In this chapter, we have examined the use of stimulus materials in instructional technology research. Depending on the purpose of the research, the stimulus materials can range from artificial using nonsense symbols, to contrived materials using real words or text, and ultimately to realistic using actual lesson content. The selection of the type of stimulus materials is determined primarily by the focus of the research—verifying basic laws and principles of learning using technology or evaluating the effectiveness of applied instructional strategies using technology. Underlying the particular focus and concomitant selection of stimulus materials is the researcher’s emphasis on addressing different types of validity concerns. Basic research studies rely primarily on materials that foster high internal validity by controlling extraneous variables relating to the learner characteristics and the learning context.

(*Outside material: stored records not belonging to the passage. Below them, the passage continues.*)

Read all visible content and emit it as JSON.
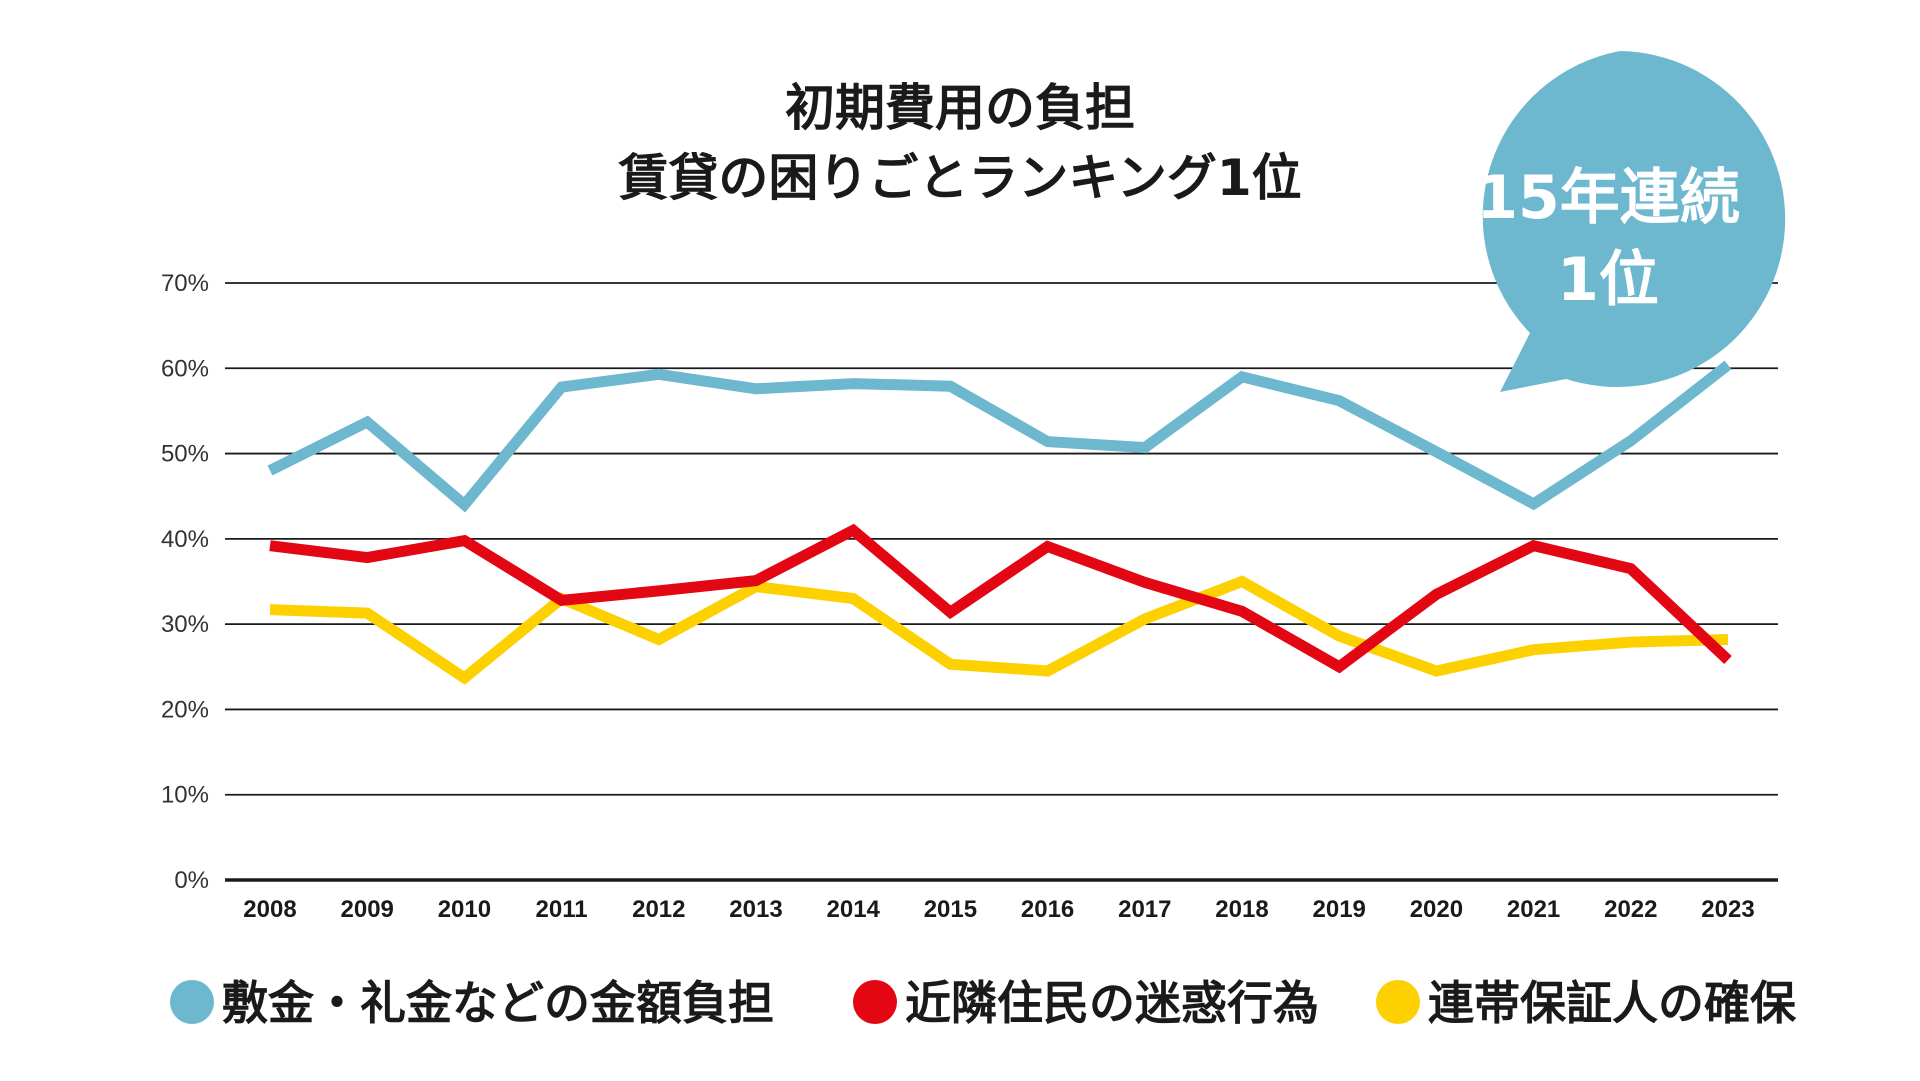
{
  "chart_data": {
    "type": "line",
    "title_lines": [
      "初期費用の負担",
      "賃貸の困りごとランキング1位"
    ],
    "categories": [
      "2008",
      "2009",
      "2010",
      "2011",
      "2012",
      "2013",
      "2014",
      "2015",
      "2016",
      "2017",
      "2018",
      "2019",
      "2020",
      "2021",
      "2022",
      "2023"
    ],
    "y_ticks": [
      "0%",
      "10%",
      "20%",
      "30%",
      "40%",
      "50%",
      "60%",
      "70%"
    ],
    "ylim": [
      0,
      70
    ],
    "grid": true,
    "series": [
      {
        "name": "敷金・礼金などの金額負担",
        "color": "#6db8cf",
        "values": [
          48,
          53.7,
          44,
          57.8,
          59.3,
          57.6,
          58.2,
          57.9,
          51.4,
          50.7,
          59,
          56.2,
          50.2,
          44.1,
          51.5,
          60.4
        ]
      },
      {
        "name": "近隣住民の迷惑行為",
        "color": "#e30613",
        "values": [
          39.2,
          37.8,
          39.8,
          32.8,
          33.9,
          35.1,
          41,
          31.4,
          39.1,
          34.9,
          31.5,
          25,
          33.5,
          39.2,
          36.5,
          25.8
        ]
      },
      {
        "name": "連帯保証人の確保",
        "color": "#fdd000",
        "values": [
          31.7,
          31.3,
          23.7,
          33,
          28.2,
          34.4,
          33,
          25.3,
          24.5,
          30.6,
          35,
          28.6,
          24.5,
          27,
          27.9,
          28.2
        ]
      }
    ],
    "legend_placement": "bottom",
    "badge": {
      "lines": [
        "15年連続",
        "1位"
      ],
      "color": "#6db8cf"
    }
  }
}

Applied studies place a greater emphasis on external validity to allow for generalization of the results to real-life learning contexts. It is this trade off that often requires researchers to begin a new area of inquiry with a study emphasizing high internal validity to isolate variables and phenomena. As a subsequent step, the laws and principles supported in the initial basic research are tested in realistic settings to determine their utility for different application contexts.

While the design of stimulus material directly influences the absolute and relative strengths of internal and external validity in a research study, the meaningfulness of the evidence obtained also depends on the degree to which the study participants mindfully engage with the instruction. That is, whether the material to be learned consists of nonsense symbols or material straight from the textbook currently being used, if participants’ primary incentive is to earn extra credit points that are noncontingent on performance, both internal validity (i.e., appropriate treatment induction) and external validity (realistic learning conditions) are likely to be compromised. Instructional technology research needs to continue to focus on relevant and quality research that addresses issues relevant to the field and to education in general. Studies are needed that help practitioners solve practical problems. But unless the research designs employed establish sufficient rigor, the results may not accurately reflect the uses and impacts of the technology applications examined (Ross et al., 2010).